〇既存のグループホームでも強度行動障がい者を受け入れ、マンツーマン対応で困難を抱えながらも支援を行っている施設あり。(29年度調査)
2 調整要求額
(単位:千円)
項目 | 一般段階 | 調整 |
要求額 | 査定額 | 要求額 |
強度行動障がい者新規支援補助事業 | 9,432 | 5,760 | 3,444 |
強度行動障がい者グループホーム移行支援事業 | 3,672 | 0 | 3,444 |
強度行動障がい児者短期入所利用支援事業 | 648 | 648 | 0 |
合計 | 13,752 | 6,408 | 6,888 |
3 積算根拠
(1)強度行動障がい者新規支援補助事業
予算要求額 9,204千円(うち5,760千円計上済)
[内訳]
ア.入所施設に入所する場合(全額計上済)
240,000円(補助基準単価)×12か月×4人×1/2=5,760千円
イ.通常グループホームに入居する場合
314,000円(補助基準単価)×12か月×1人×1/2=1,884千円
ウ.日中支援型グループホームに入居する場合
260,000円(補助基準単価)×12か月×1人×1/2=1,560千円
ア+イ+ウ=9,204千円
(2)強度行動障がい者グループホーム移行支援事業
予算要求額 3,444千円
[内訳]
ア.通常グループホームに移行する場合
314,000円(補助基準単価)×12か月×1人×1/2=1,884千円
イ.日中支援型グループホームに移行する場合
260,000円(補助基準単価)×12か月×1人×1/2=1,560千円
ア+イ=3,444千円
(3)強度行動障がい児者短期入所利用支援事業
予算要求額 648千円(全額計上済)
[内訳]
12,000円(補助基準単価)×9日×12か月×1人×1/2=648千円
※人数はH29実績+1人で積算
4 事業内容
(1)強度行動障がい者新規支援補助事業【単価見直し】
障害者支援施設及びグループホームにおいて、新たに強度行動障がい者の居住支援を行う社会福祉法人等に対し、1:1相当の配置に係る人件費から事業者が得る相当の自立支援給付費を引いた差額の助成を行う。(【決算審査特別委員会での指摘事項への対応】支援対象者1人につき、3年間を限度としていたものを、更に3年間延長。
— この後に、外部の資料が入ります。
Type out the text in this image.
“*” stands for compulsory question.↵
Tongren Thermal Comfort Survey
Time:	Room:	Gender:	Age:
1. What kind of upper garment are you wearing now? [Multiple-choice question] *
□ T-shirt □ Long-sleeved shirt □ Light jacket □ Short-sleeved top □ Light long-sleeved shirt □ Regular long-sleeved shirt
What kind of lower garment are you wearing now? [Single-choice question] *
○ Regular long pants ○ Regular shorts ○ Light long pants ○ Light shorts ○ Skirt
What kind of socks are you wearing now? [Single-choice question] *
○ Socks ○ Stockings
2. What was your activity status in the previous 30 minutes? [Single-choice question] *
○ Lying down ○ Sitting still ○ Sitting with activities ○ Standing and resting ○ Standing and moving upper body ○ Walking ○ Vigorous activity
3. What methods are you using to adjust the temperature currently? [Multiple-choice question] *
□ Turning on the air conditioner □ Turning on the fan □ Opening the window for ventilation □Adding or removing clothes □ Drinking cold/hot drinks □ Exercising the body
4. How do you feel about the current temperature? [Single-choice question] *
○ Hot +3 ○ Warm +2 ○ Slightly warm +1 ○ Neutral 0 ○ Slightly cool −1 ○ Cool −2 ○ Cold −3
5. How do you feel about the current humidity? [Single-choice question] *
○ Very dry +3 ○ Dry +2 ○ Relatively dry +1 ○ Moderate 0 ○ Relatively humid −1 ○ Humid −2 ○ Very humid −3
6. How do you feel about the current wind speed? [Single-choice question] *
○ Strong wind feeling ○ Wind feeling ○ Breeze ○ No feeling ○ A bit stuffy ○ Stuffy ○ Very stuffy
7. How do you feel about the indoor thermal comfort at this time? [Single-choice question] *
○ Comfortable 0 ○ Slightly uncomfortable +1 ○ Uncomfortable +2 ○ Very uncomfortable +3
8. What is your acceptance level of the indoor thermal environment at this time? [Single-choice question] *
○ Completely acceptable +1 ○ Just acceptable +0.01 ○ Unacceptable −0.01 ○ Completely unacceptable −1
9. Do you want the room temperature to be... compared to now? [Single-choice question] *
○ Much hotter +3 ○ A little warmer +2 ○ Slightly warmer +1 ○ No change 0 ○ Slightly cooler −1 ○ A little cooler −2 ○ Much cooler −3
(H30〜))
実施主体 | 市町村 |
補助対象 | 新たに強度行動障がい者の居住支援を行う社会福祉法人等 |
負担割合 | 県1/2、市町村1/2 |
補助基準単価 | (1)障害者支援施設へ強度行動障がい者が新たに入居する場合
現行:一人当たり 245,197円/月
当初要求案:240,000円/月(計上済)
(2)グループホームへ強度行動障がい者が新たに入居する場合
(a)通常のグループホーム
現行:一人当たり 32,997円/月
当初要求案:314,000円/月
調整要求案:314,000円/月
(b)日中支援型グループホーム(H31新設)
当初要求案:298,000円/月
調整要求案:260,000円/月 |
(2)強度行動障がい者グループホーム移行支援事業【単価見直し】
強度行動障がい者が、障害者支援施設からグループホームへ移行した場合に、1:1相当の配置に係る人件費から、事業者が得る相当の自立支援給付費を引いた差額の助成を行う(補助期間は(1)と同じ)
実施主体 | 市町村 |
補助対象 | 障害者支援施設からグループホームへ強度行動障がい者が新たに移行した場合に居住支援を行う社会福祉法人等 |
負担割合 | 県1/2,市町村1/2 |
補助基準単価 | (a)通常のグループホーム
現行:一人当たり 32,997円/月
当初要求案:314,000円/月
調整要求案:314,000円/月
(b)日中支援型グループホーム(H31新設)
当初要求案:298,000円/月
調整要求案:260,000円/月 |
(3)強度行動障がい児者短期入所利用支援事業【単価見直し】
短期入所事業所において、新たに強度行動障がい者の支援を行う社会福祉法人等に対し、1:1相当の配置に係る人件費から事業者が得る相当の自立支援給付費を引いた差額の助成を行う。
実施主体 | 市町村 |
補助対象 | 強度行動障がい者の短期入所による支援を行う社会福祉法人等 |
負担割合 | 県1/2、市町村1/2 |
補助基準単価 | 現行:一人当たり 10,895円/日
当初要求案:12,000円/日(計上済) |
これまでの取組と成果
これまでの取組状況
重度の強度行動障がい者への支援については、旧体系施設で算定されていた強度行動障害者特別支援加算により評価されていたが、新体系施設に移行すると当該加算はなくなり、事業者が重度の強度行動障がい者の支援を積極的に行えない状況があることから、本事業により支援を行っている。
これまでの支援実績は次のとおり。
○平成23年度
・ 強度行動障がい者新規支援補助事業 3名
○平成24年度
・ 強度行動障がい者新規支援補助事業 5名
○平成25年度(10月30日現在)
・ 強度行動障がい者新規支援補助事業 5名
○平成26年度(10月24日現在)
・ 強度行動障がい者新規支援補助事業 3名
○平成27年度(10月19日現在)
・ 強度行動障がい者新規支援補助事業 3名
○平成28年度(11月28日現在)
・ 強度行動障がい者新規支援補助事業 2名
○平成29年度(12月12日現在)
・ 強度行動障がい者新規支援補助事業 3名
○平成30年度(12月11日現在)
・ 強度行動障がい者新規支援補助事業 3名
これまでの取組に対する評価
○強度行動障がい者の待機者の解消がなされている。
○行動障がいの軽減 これまで本事業を活用した6名中6名が行動障がいの程度が軽減している。
以上より、待機者の解消と支援対象者の行動障がいの軽減に一定の成果が現れているものと考える。
なお、本事業に関連する取組みとして、
○25年度から行動障がいに関する研修への施設職員の派遣(H29:4名)←県の行動障がい研修に参画)
○24年度から行動障がいの研究・支援実践の第一人者である鳥取大学医学研究科の井上教授に県の行動障がい研修に御参画いただき、人材育成を推進している。
→県内の受入れ環境も少しずつ整備されてきている。
併せて、引き続き、国に対して、報酬体系において、強度行動障がい者の支援が適正に評価されるよう意見・要望を行っていく。